IELTS Speaking Part 1: Format, Topics, and How to Answer

⚡ TL;DRIELTS Speaking Part 1 lasts 4–5 minutes. The examiner asks familiar questions about your home, work, studies, hobbies, and daily life. You should give answers of 2–4 sentences — long enough to demonstrate fluency, short enough to stay natural. No preparation time is given.

Last reviewed 3 July 2026.

What Happens in Part 1

The examiner introduces themselves and asks you to confirm your identity. Then they ask 12–15 questions on two or three familiar topics. These topics rotate but always cover everyday subjects: where you live, your work or studies, food, weather, transport, hobbies, reading, music, neighbours, and so on.

Part 1 is designed to put you at ease. The questions are simple, and you are expected to draw on personal experience rather than give abstract opinions.

Common Part 1 Topics

CategoryExample Topics
Home & LivingYour hometown, accommodation, neighbourhood, rooms
Work & StudyYour job, why you chose it, your studies, subjects
Free TimeHobbies, sports, music, reading, films, cooking
Daily LifeMorning routine, transport, weather, food, shopping
People & SocialisingFriends, neighbours, family, celebrations, gifts

How to Answer Effectively

Extend your answers naturally. A one-word or one-sentence response sounds unnatural and limits what the examiner can assess. Use this simple formula: Direct answer → Reason or detail → Example or extension.

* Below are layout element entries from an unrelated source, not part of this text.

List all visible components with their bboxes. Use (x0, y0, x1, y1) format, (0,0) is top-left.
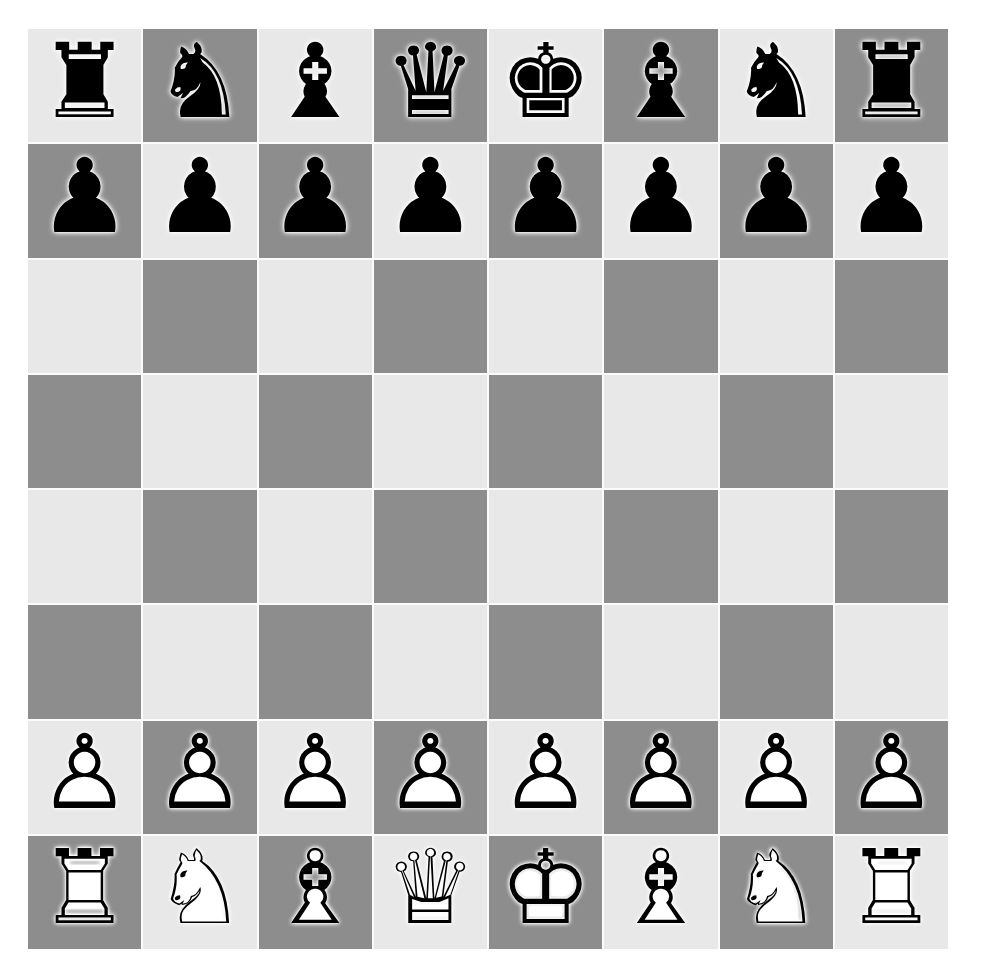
white-rook-outline-icon: ♖ (38, 837, 130, 940)
black-pawn-icon: ♟ (384, 145, 476, 248)
square-e2[interactable]: ♟♙ (489, 721, 602, 834)
square-e1[interactable]: ♚♔ (489, 836, 602, 949)
square-e8[interactable]: ♚ (489, 29, 602, 142)
white-queen-outline-icon: ♕ (384, 837, 476, 940)
white-queen[interactable]: ♛♕ (374, 836, 487, 949)
square-f4[interactable] (604, 490, 717, 603)
white-rook[interactable]: ♜♖ (835, 836, 948, 949)
black-pawn[interactable]: ♟ (143, 144, 256, 257)
square-a1[interactable]: ♜♖ (28, 836, 141, 949)
square-h5[interactable] (835, 375, 948, 488)
white-knight[interactable]: ♞♘ (143, 836, 256, 949)
white-king-outline-icon: ♔ (499, 837, 591, 940)
square-b7[interactable]: ♟ (143, 144, 256, 257)
black-pawn[interactable]: ♟ (604, 144, 717, 257)
black-pawn-icon: ♟ (730, 145, 822, 248)
black-pawn[interactable]: ♟ (28, 144, 141, 257)
square-g6[interactable] (720, 260, 833, 373)
white-pawn[interactable]: ♟♙ (604, 721, 717, 834)
square-a5[interactable] (28, 375, 141, 488)
black-king[interactable]: ♚ (489, 29, 602, 142)
black-pawn[interactable]: ♟ (489, 144, 602, 257)
white-bishop-outline-icon: ♗ (269, 837, 361, 940)
chess-board: ♜♞♝♛♚♝♞♜♟♟♟♟♟♟♟♟♟♙♟♙♟♙♟♙♟♙♟♙♟♙♟♙♜♖♞♘♝♗♛♕… (28, 29, 948, 949)
square-c2[interactable]: ♟♙ (259, 721, 372, 834)
white-knight[interactable]: ♞♘ (720, 836, 833, 949)
square-f5[interactable] (604, 375, 717, 488)
square-b6[interactable] (143, 260, 256, 373)
square-d1[interactable]: ♛♕ (374, 836, 487, 949)
white-pawn-outline-icon: ♙ (384, 722, 476, 825)
black-pawn-icon: ♟ (499, 145, 591, 248)
black-pawn[interactable]: ♟ (720, 144, 833, 257)
black-pawn-icon: ♟ (615, 145, 707, 248)
square-f8[interactable]: ♝ (604, 29, 717, 142)
square-h1[interactable]: ♜♖ (835, 836, 948, 949)
white-pawn[interactable]: ♟♙ (143, 721, 256, 834)
square-h4[interactable] (835, 490, 948, 603)
square-d7[interactable]: ♟ (374, 144, 487, 257)
white-pawn[interactable]: ♟♙ (28, 721, 141, 834)
square-b3[interactable] (143, 605, 256, 718)
black-knight-icon: ♞ (154, 30, 246, 133)
black-pawn-icon: ♟ (154, 145, 246, 248)
black-queen[interactable]: ♛ (374, 29, 487, 142)
white-rook[interactable]: ♜♖ (28, 836, 141, 949)
square-b8[interactable]: ♞ (143, 29, 256, 142)
square-a6[interactable] (28, 260, 141, 373)
white-bishop[interactable]: ♝♗ (604, 836, 717, 949)
square-c7[interactable]: ♟ (259, 144, 372, 257)
square-b5[interactable] (143, 375, 256, 488)
square-c6[interactable] (259, 260, 372, 373)
white-pawn-outline-icon: ♙ (730, 722, 822, 825)
square-c3[interactable] (259, 605, 372, 718)
square-a2[interactable]: ♟♙ (28, 721, 141, 834)
black-knight[interactable]: ♞ (143, 29, 256, 142)
square-f6[interactable] (604, 260, 717, 373)
square-g2[interactable]: ♟♙ (720, 721, 833, 834)
square-a3[interactable] (28, 605, 141, 718)
square-e4[interactable] (489, 490, 602, 603)
white-pawn-outline-icon: ♙ (269, 722, 361, 825)
square-a4[interactable] (28, 490, 141, 603)
square-h8[interactable]: ♜ (835, 29, 948, 142)
square-h7[interactable]: ♟ (835, 144, 948, 257)
white-pawn[interactable]: ♟♙ (489, 721, 602, 834)
square-e6[interactable] (489, 260, 602, 373)
square-d3[interactable] (374, 605, 487, 718)
square-c4[interactable] (259, 490, 372, 603)
square-c5[interactable] (259, 375, 372, 488)
square-a7[interactable]: ♟ (28, 144, 141, 257)
square-g7[interactable]: ♟ (720, 144, 833, 257)
square-d2[interactable]: ♟♙ (374, 721, 487, 834)
square-e5[interactable] (489, 375, 602, 488)
black-bishop-icon: ♝ (269, 30, 361, 133)
black-rook-icon: ♜ (38, 30, 130, 133)
black-pawn-icon: ♟ (38, 145, 130, 248)
white-knight-outline-icon: ♘ (730, 837, 822, 940)
white-pawn-outline-icon: ♙ (615, 722, 707, 825)
square-g4[interactable] (720, 490, 833, 603)
square-h2[interactable]: ♟♙ (835, 721, 948, 834)
square-c8[interactable]: ♝ (259, 29, 372, 142)
black-pawn-icon: ♟ (269, 145, 361, 248)
square-g1[interactable]: ♞♘ (720, 836, 833, 949)
white-bishop[interactable]: ♝♗ (259, 836, 372, 949)
black-pawn[interactable]: ♟ (374, 144, 487, 257)
square-b2[interactable]: ♟♙ (143, 721, 256, 834)
black-bishop[interactable]: ♝ (259, 29, 372, 142)
white-pawn-outline-icon: ♙ (499, 722, 591, 825)
square-e7[interactable]: ♟ (489, 144, 602, 257)
black-pawn[interactable]: ♟ (835, 144, 948, 257)
white-knight-outline-icon: ♘ (154, 837, 246, 940)
black-bishop[interactable]: ♝ (604, 29, 717, 142)
chess-board-container: ♜♞♝♛♚♝♞♜♟♟♟♟♟♟♟♟♟♙♟♙♟♙♟♙♟♙♟♙♟♙♟♙♜♖♞♘♝♗♛♕… (28, 29, 948, 949)
white-pawn-outline-icon: ♙ (845, 722, 937, 825)
black-king-icon: ♚ (499, 30, 591, 133)
black-pawn[interactable]: ♟ (259, 144, 372, 257)
black-knight-icon: ♞ (730, 30, 822, 133)
white-rook-outline-icon: ♖ (845, 837, 937, 940)
black-knight[interactable]: ♞ (720, 29, 833, 142)
square-f3[interactable] (604, 605, 717, 718)
white-pawn[interactable]: ♟♙ (374, 721, 487, 834)
square-c1[interactable]: ♝♗ (259, 836, 372, 949)
white-pawn-outline-icon: ♙ (154, 722, 246, 825)
square-d5[interactable] (374, 375, 487, 488)
square-g5[interactable] (720, 375, 833, 488)
square-a8[interactable]: ♜ (28, 29, 141, 142)
square-g8[interactable]: ♞ (720, 29, 833, 142)
square-d4[interactable] (374, 490, 487, 603)
white-pawn[interactable]: ♟♙ (259, 721, 372, 834)
black-rook-icon: ♜ (845, 30, 937, 133)
square-h3[interactable] (835, 605, 948, 718)
white-pawn[interactable]: ♟♙ (835, 721, 948, 834)
black-rook[interactable]: ♜ (835, 29, 948, 142)
square-d6[interactable] (374, 260, 487, 373)
square-d8[interactable]: ♛ (374, 29, 487, 142)
square-e3[interactable] (489, 605, 602, 718)
square-b4[interactable] (143, 490, 256, 603)
square-f7[interactable]: ♟ (604, 144, 717, 257)
square-f1[interactable]: ♝♗ (604, 836, 717, 949)
square-g3[interactable] (720, 605, 833, 718)
black-pawn-icon: ♟ (845, 145, 937, 248)
black-bishop-icon: ♝ (615, 30, 707, 133)
square-b1[interactable]: ♞♘ (143, 836, 256, 949)
white-pawn-outline-icon: ♙ (38, 722, 130, 825)
black-queen-icon: ♛ (384, 30, 476, 133)
square-f2[interactable]: ♟♙ (604, 721, 717, 834)
white-pawn[interactable]: ♟♙ (720, 721, 833, 834)
white-bishop-outline-icon: ♗ (615, 837, 707, 940)
white-king[interactable]: ♚♔ (489, 836, 602, 949)
black-rook[interactable]: ♜ (28, 29, 141, 142)
square-h6[interactable] (835, 260, 948, 373)
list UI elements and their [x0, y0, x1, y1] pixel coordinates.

Example question: “Do you like cooking?”

Weak answer: “Yes, I do.”

Strong answer: “Yes, I enjoy it quite a lot. I usually cook dinner most evenings because I find it a good way to unwind after work. Recently I’ve been trying different South Asian recipes — last week I made dal from scratch for the first time.”

Part 1 do’s and don’ts

✅ Do

  • Give 2–4 sentence answers
  • Use personal examples
  • Speak naturally — contractions are fine
  • Vary your vocabulary
❌ Don’t

  • Give one-word answers
  • Memorise scripted responses
  • Use overly academic language
  • Ask the examiner to repeat every question
⚠️ Important: Examiners are trained to detect memorised answers. Scripted responses are penalised under Fluency & Coherence because they sound rehearsed rather than spontaneous. Prepare ideas, not word-for-word scripts.

How Part 1 Is Scored

Part 1 contributes to your overall Speaking score alongside Parts 2 and 3. All three parts are assessed together on four criteria (each 25%): Fluency & Coherence, Lexical Resource, Grammatical Range & Accuracy, and Pronunciation.

Continue Your Speaking Preparation

🔑 Key Takeaways

  1. Part 1 lasts 4–5 minutes with 12–15 questions on 2–3 familiar topics.
  2. Give extended answers (2–4 sentences) using the formula: answer → reason → example.
  3. Draw on personal experience — keep it natural and conversational.
  4. Never memorise scripted answers; examiners will detect them and penalise you.
  5. Part 1 is assessed alongside Parts 2 and 3 on four equally weighted criteria.